Sometimes you get the perfect winter day. Snow on the hill tops. Wall to wall clear blue skies with great visibility. Cold & crisp with not a breath of breeze.
On such a day you could do worse than visit the trig point that overlooks Laide & Aultbea. At just 293 meters Beinn Dearg Bad Chailleach is only a hillock but it does command superb 360 degree views. All of the local hills are on show & on a clear day the peaks of Skye, Harris & Sutherland can all be taken in.
It’s a walk that’s probably best undertaken when either there has been a hard frost or following a very dry spell. For certain sections bog snorkeling would be the order of the day in normal ground conditions.
The trig point takes a couple of hours to reach from Laide & on a good day it’s easy to spend an hour or two at the top admiring the views.
Whilst we weren’t lucky enough to see much wildlife on our walk this time, we did see clear evidence of the tracks of mountain hare, deer & grouse in the snow. Right beside the trig point there were mountain hare droppings & the fur pellet from what looks to have been from an eagle. The trig point would be a great vantage point for an eagle, but not so good for the hare!!
We chose to head out early so that we could watch the suns movement around the bay through sunrise to sunset
The sun rising above An Teallach with silhouettes of Beinn Ghobhlach & The Coigachs.
The heather moorland behind Laide. You might just be able to make out the bright dot to the right (it was exceptionally bright to the naked eye, not so much in the photo). Planet or satellite?
Views to the North with the sun beginning to shine on the very tips of the peaks. The Coigachs, Quinag & Foinaven prominent. The tops of Suilven & Stac Pollaidh can be seen (Stac Pollaidh only just). Foinaven is close to Kinlochbervie, 90 miles or so to the North of Laide.
A closer look at Quinag with Foinaven to the left & the top of the iconic Suilven to the right.
Trudging over the moorland we came across several peat overhangs with some sharp looking teeth!! Brrrrrr!
A couple of hours in and the old timer needs to prop himself up on the trig point.
Looking South. The trig point was doing a fine job of obscuring the winter sun. Here we found the fur pellet where something had chosen the trig to perch and dispose of it’s fur ball.
Loch Fada in the foreground, with Beinn Airigh Charr , A Mhaighdean & Ruadh Stac Mor in the distance.
The view over Aultbea. Whilst it’s difficult to see from this image, beneath the cloud line the hills of Harris were visible to the naked eye.
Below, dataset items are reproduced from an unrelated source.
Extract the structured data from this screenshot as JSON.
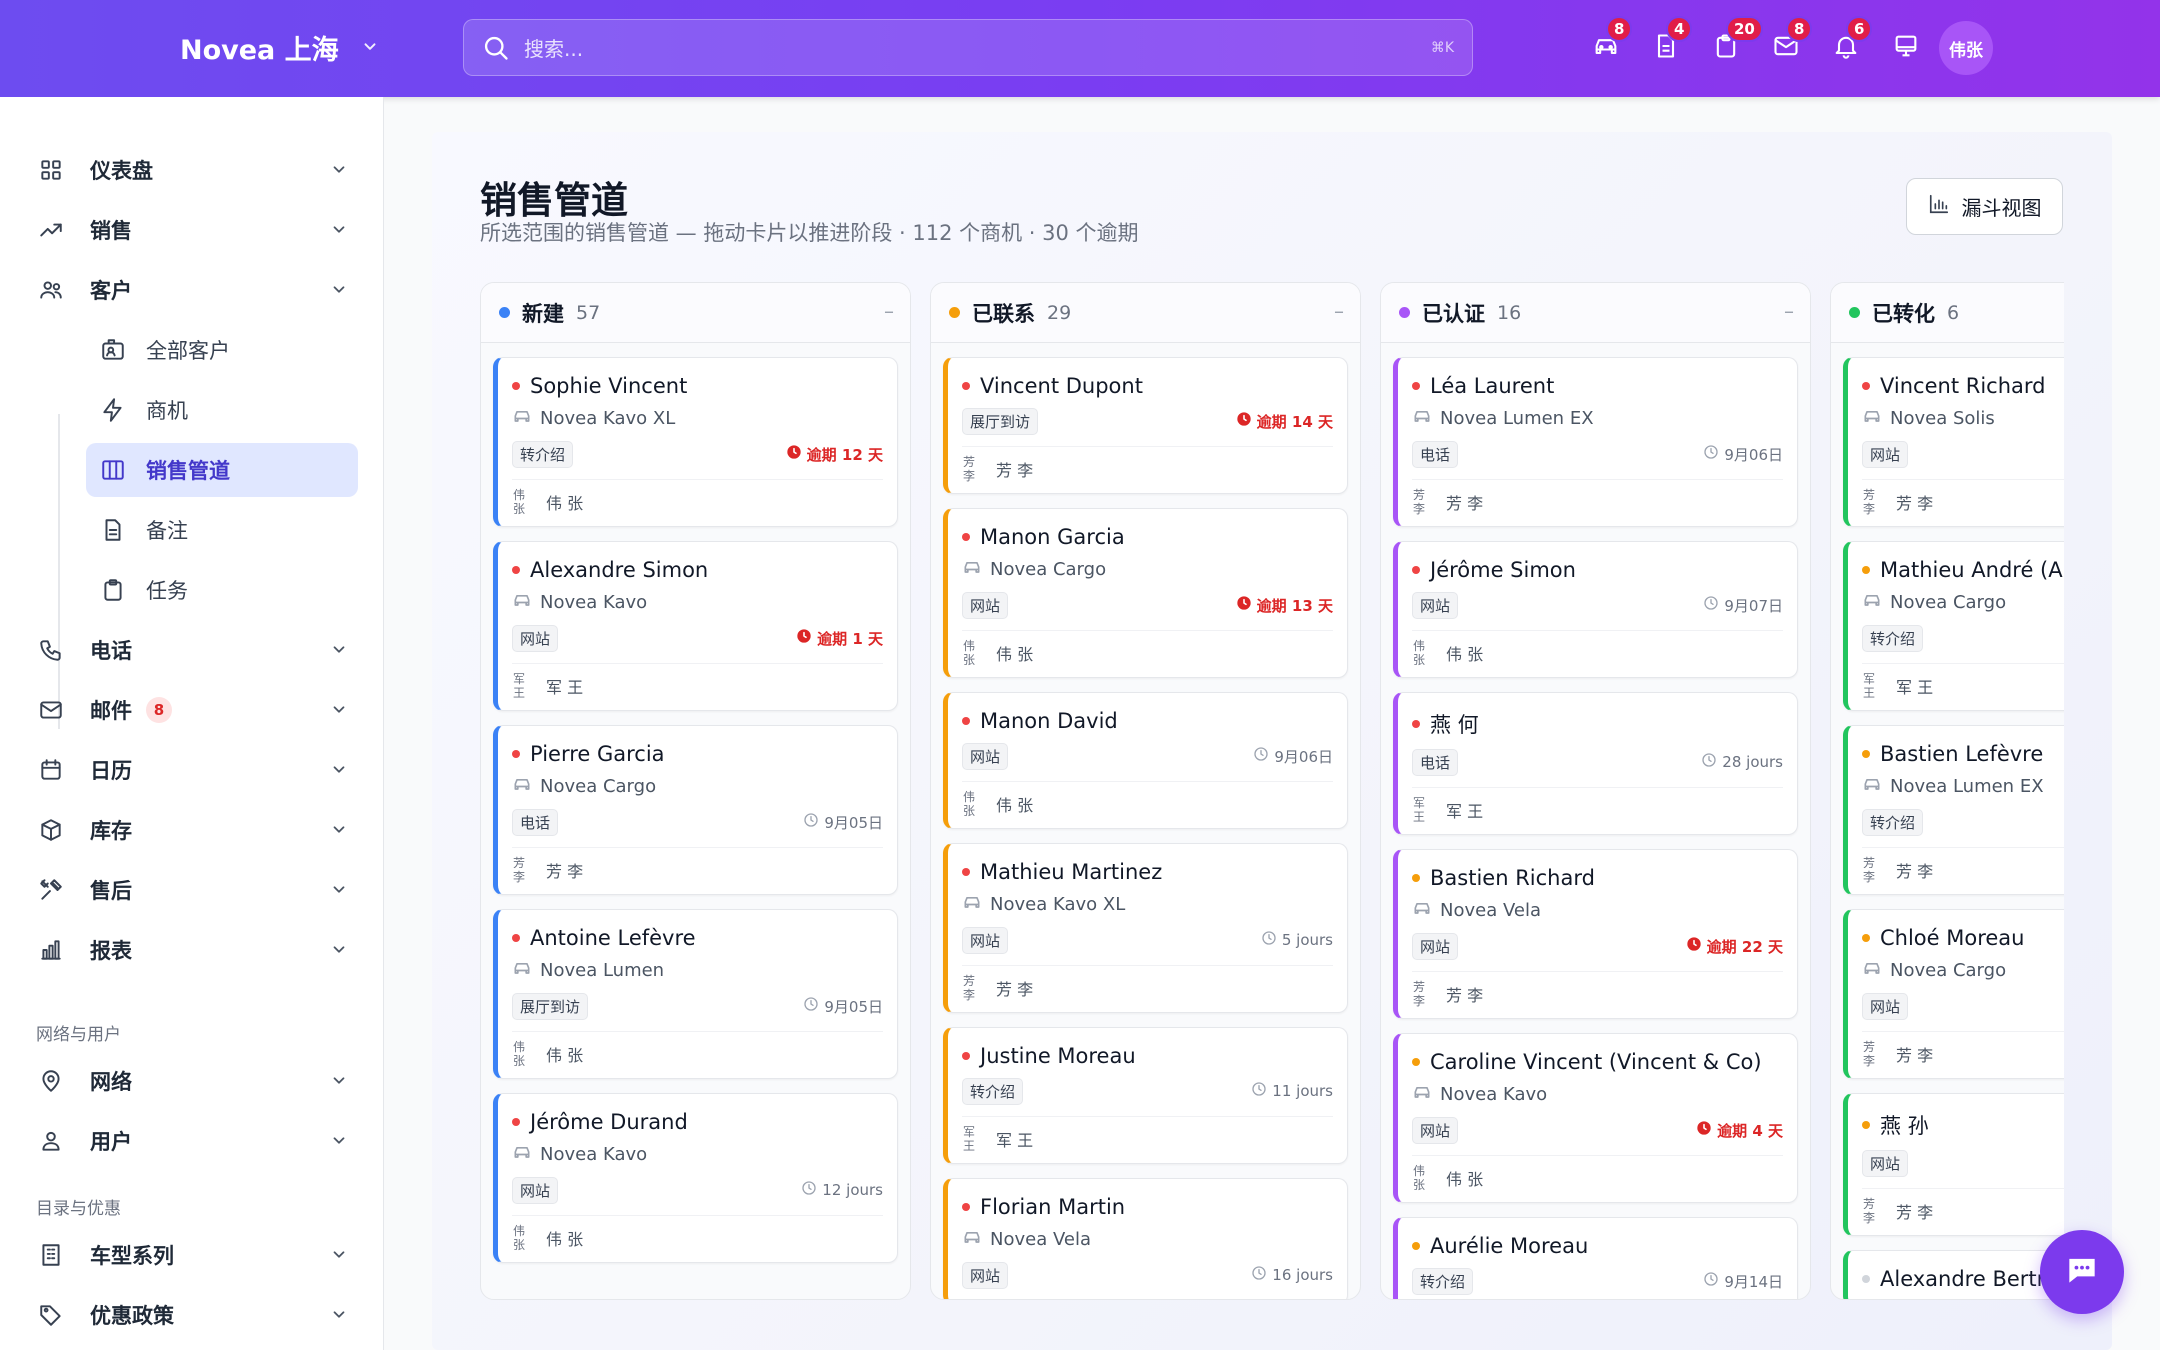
{
  "app": {
    "brand": "Novea 上海"
  },
  "search": {
    "placeholder": "搜索...",
    "shortcut": "⌘K"
  },
  "top_icons": [
    {
      "icon": "car-icon",
      "badge": "8"
    },
    {
      "icon": "document-icon",
      "badge": "4"
    },
    {
      "icon": "clipboard-icon",
      "badge": "20"
    },
    {
      "icon": "mail-icon",
      "badge": "8"
    },
    {
      "icon": "bell-icon",
      "badge": "6"
    },
    {
      "icon": "monitor-icon",
      "badge": ""
    }
  ],
  "user": {
    "initials": "伟张"
  },
  "sidebar": {
    "items": [
      {
        "label": "仪表盘",
        "icon": "grid-icon"
      },
      {
        "label": "销售",
        "icon": "trending-up-icon"
      },
      {
        "label": "客户",
        "icon": "users-icon"
      },
      {
        "label": "电话",
        "icon": "phone-icon"
      },
      {
        "label": "邮件",
        "icon": "mail-icon",
        "badge": "8"
      },
      {
        "label": "日历",
        "icon": "calendar-icon"
      },
      {
        "label": "库存",
        "icon": "box-icon"
      },
      {
        "label": "售后",
        "icon": "tools-icon"
      },
      {
        "label": "报表",
        "icon": "bar-chart-icon"
      },
      {
        "label": "网络",
        "icon": "map-pin-icon"
      },
      {
        "label": "用户",
        "icon": "user-icon"
      },
      {
        "label": "车型系列",
        "icon": "building-icon"
      },
      {
        "label": "优惠政策",
        "icon": "tag-icon"
      }
    ],
    "sub_items": [
      {
        "label": "全部客户",
        "icon": "contact-card-icon"
      },
      {
        "label": "商机",
        "icon": "lightning-icon"
      },
      {
        "label": "销售管道",
        "icon": "columns-icon"
      },
      {
        "label": "备注",
        "icon": "note-icon"
      },
      {
        "label": "任务",
        "icon": "clipboard-icon"
      }
    ],
    "sections": [
      "网络与用户",
      "目录与优惠"
    ]
  },
  "page": {
    "title": "销售管道",
    "subtitle": "所选范围的销售管道 — 拖动卡片以推进阶段 · 112 个商机 · 30 个逾期",
    "funnel_button": "漏斗视图"
  },
  "colors": {
    "new": "#3b82f6",
    "contacted": "#f59e0b",
    "qualified": "#a855f7",
    "converted": "#22c55e",
    "overdue": "#dc2626",
    "hot": "#ef4444",
    "warm": "#f59e0b",
    "cold": "#d1d5db"
  },
  "columns": [
    {
      "name": "新建",
      "count": "57",
      "color": "#3b82f6",
      "minimize": "–",
      "cards": [
        {
          "name": "Sophie Vincent",
          "vehicle": "Novea Kavo XL",
          "tag": "转介绍",
          "due": "逾期 12 天",
          "overdue": true,
          "owner_initials": "伟张",
          "owner": "伟 张",
          "priority": "#ef4444"
        },
        {
          "name": "Alexandre Simon",
          "vehicle": "Novea Kavo",
          "tag": "网站",
          "due": "逾期 1 天",
          "overdue": true,
          "owner_initials": "军王",
          "owner": "军 王",
          "priority": "#ef4444"
        },
        {
          "name": "Pierre Garcia",
          "vehicle": "Novea Cargo",
          "tag": "电话",
          "due": "9月05日",
          "overdue": false,
          "owner_initials": "芳李",
          "owner": "芳 李",
          "priority": "#ef4444"
        },
        {
          "name": "Antoine Lefèvre",
          "vehicle": "Novea Lumen",
          "tag": "展厅到访",
          "due": "9月05日",
          "overdue": false,
          "owner_initials": "伟张",
          "owner": "伟 张",
          "priority": "#ef4444"
        },
        {
          "name": "Jérôme Durand",
          "vehicle": "Novea Kavo",
          "tag": "网站",
          "due": "12 jours",
          "overdue": false,
          "owner_initials": "伟张",
          "owner": "伟 张",
          "priority": "#ef4444"
        }
      ]
    },
    {
      "name": "已联系",
      "count": "29",
      "color": "#f59e0b",
      "minimize": "–",
      "cards": [
        {
          "name": "Vincent Dupont",
          "vehicle": "",
          "tag": "展厅到访",
          "due": "逾期 14 天",
          "overdue": true,
          "owner_initials": "芳李",
          "owner": "芳 李",
          "priority": "#ef4444"
        },
        {
          "name": "Manon Garcia",
          "vehicle": "Novea Cargo",
          "tag": "网站",
          "due": "逾期 13 天",
          "overdue": true,
          "owner_initials": "伟张",
          "owner": "伟 张",
          "priority": "#ef4444"
        },
        {
          "name": "Manon David",
          "vehicle": "",
          "tag": "网站",
          "due": "9月06日",
          "overdue": false,
          "owner_initials": "伟张",
          "owner": "伟 张",
          "priority": "#ef4444"
        },
        {
          "name": "Mathieu Martinez",
          "vehicle": "Novea Kavo XL",
          "tag": "网站",
          "due": "5 jours",
          "overdue": false,
          "owner_initials": "芳李",
          "owner": "芳 李",
          "priority": "#ef4444"
        },
        {
          "name": "Justine Moreau",
          "vehicle": "",
          "tag": "转介绍",
          "due": "11 jours",
          "overdue": false,
          "owner_initials": "军王",
          "owner": "军 王",
          "priority": "#ef4444"
        },
        {
          "name": "Florian Martin",
          "vehicle": "Novea Vela",
          "tag": "网站",
          "due": "16 jours",
          "overdue": false,
          "owner_initials": "",
          "owner": "",
          "priority": "#ef4444"
        }
      ]
    },
    {
      "name": "已认证",
      "count": "16",
      "color": "#a855f7",
      "minimize": "–",
      "cards": [
        {
          "name": "Léa Laurent",
          "vehicle": "Novea Lumen EX",
          "tag": "电话",
          "due": "9月06日",
          "overdue": false,
          "owner_initials": "芳李",
          "owner": "芳 李",
          "priority": "#ef4444"
        },
        {
          "name": "Jérôme Simon",
          "vehicle": "",
          "tag": "网站",
          "due": "9月07日",
          "overdue": false,
          "owner_initials": "伟张",
          "owner": "伟 张",
          "priority": "#ef4444"
        },
        {
          "name": "燕 何",
          "vehicle": "",
          "tag": "电话",
          "due": "28 jours",
          "overdue": false,
          "owner_initials": "军王",
          "owner": "军 王",
          "priority": "#ef4444"
        },
        {
          "name": "Bastien Richard",
          "vehicle": "Novea Vela",
          "tag": "网站",
          "due": "逾期 22 天",
          "overdue": true,
          "owner_initials": "芳李",
          "owner": "芳 李",
          "priority": "#f59e0b"
        },
        {
          "name": "Caroline Vincent (Vincent & Co)",
          "vehicle": "Novea Kavo",
          "tag": "网站",
          "due": "逾期 4 天",
          "overdue": true,
          "owner_initials": "伟张",
          "owner": "伟 张",
          "priority": "#f59e0b"
        },
        {
          "name": "Aurélie Moreau",
          "vehicle": "",
          "tag": "转介绍",
          "due": "9月14日",
          "overdue": false,
          "owner_initials": "",
          "owner": "",
          "priority": "#f59e0b"
        }
      ]
    },
    {
      "name": "已转化",
      "count": "6",
      "color": "#22c55e",
      "minimize": "",
      "cards": [
        {
          "name": "Vincent Richard",
          "vehicle": "Novea Solis",
          "tag": "网站",
          "due": "",
          "overdue": false,
          "owner_initials": "芳李",
          "owner": "芳 李",
          "priority": "#ef4444"
        },
        {
          "name": "Mathieu André (Ar",
          "vehicle": "Novea Cargo",
          "tag": "转介绍",
          "due": "",
          "overdue": false,
          "owner_initials": "军王",
          "owner": "军 王",
          "priority": "#f59e0b"
        },
        {
          "name": "Bastien Lefèvre",
          "vehicle": "Novea Lumen EX",
          "tag": "转介绍",
          "due": "",
          "overdue": false,
          "owner_initials": "芳李",
          "owner": "芳 李",
          "priority": "#f59e0b"
        },
        {
          "name": "Chloé Moreau",
          "vehicle": "Novea Cargo",
          "tag": "网站",
          "due": "",
          "overdue": false,
          "owner_initials": "芳李",
          "owner": "芳 李",
          "priority": "#f59e0b"
        },
        {
          "name": "燕 孙",
          "vehicle": "",
          "tag": "网站",
          "due": "",
          "overdue": false,
          "owner_initials": "芳李",
          "owner": "芳 李",
          "priority": "#f59e0b"
        },
        {
          "name": "Alexandre Bertra",
          "vehicle": "",
          "tag": "",
          "due": "",
          "overdue": false,
          "owner_initials": "",
          "owner": "",
          "priority": "#d1d5db"
        }
      ]
    }
  ]
}
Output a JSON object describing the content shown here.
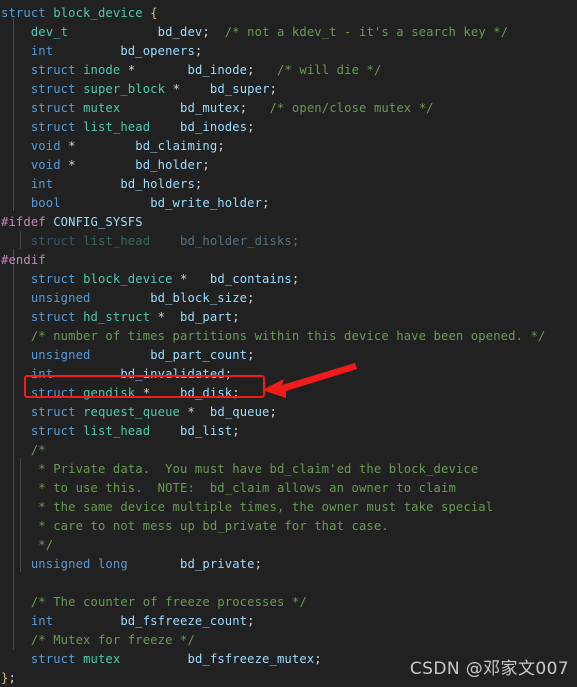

The Calmac ferry leaving Ullapool and on it’s way to Stornoway.
A lovely view of Laide, perched on the shores of Gruinard Bay
An Teallach & Sail Mhor looking splendid in the midday sunshine.
The slopes of An Teallach. It would have been a challenging day on the very high tops today!
Sail Mhor. The last time we were on Sail Mhor the Ptarmigan were vocalising because of the overhead threat of a golden eagle.
Beinn Ghoblach, the forked mountain. It might only be just over 600 meters in height but looking over Scoraig it does impress as it towers over Little Loch Broom.
The impressive slopes of Quinag. In the snow quite a daunting looking prospect from every angle.
Loch a Bhaid-luachraich. A mirror lock in the still conditions. The snowy hills on the Isle of Skye poking above the heather clad hills of Wester Ross.
After spending some considerable time by the trig point admiring every view through the camera and the binoculars and tracking the varied animal prints in the snow we tore ourselves away and walked home.
By late afternoon the sun began it’s descent over Laide, pink light glowing over the snowy caps with the moon perfectly positioned between the Coigachs and Beinn Ghoblach. A little bit later with the sun set, the moon was shimmering on the still, pond like sea.
The Oystercatchers on Laide beach getting themselves settled in for an early evening snooze. Usually quite skittish they were unconcerned by the visitor busy taking photos as the sun set.
The last of the daylight, the sun disappears and for just a few more minutes leaves a beautiful glow in the sky over An Teallach, Sail Mhor, Beinn Ghoblach & The Coigachs. The perfect end to the perfect winters day in Wester Ross.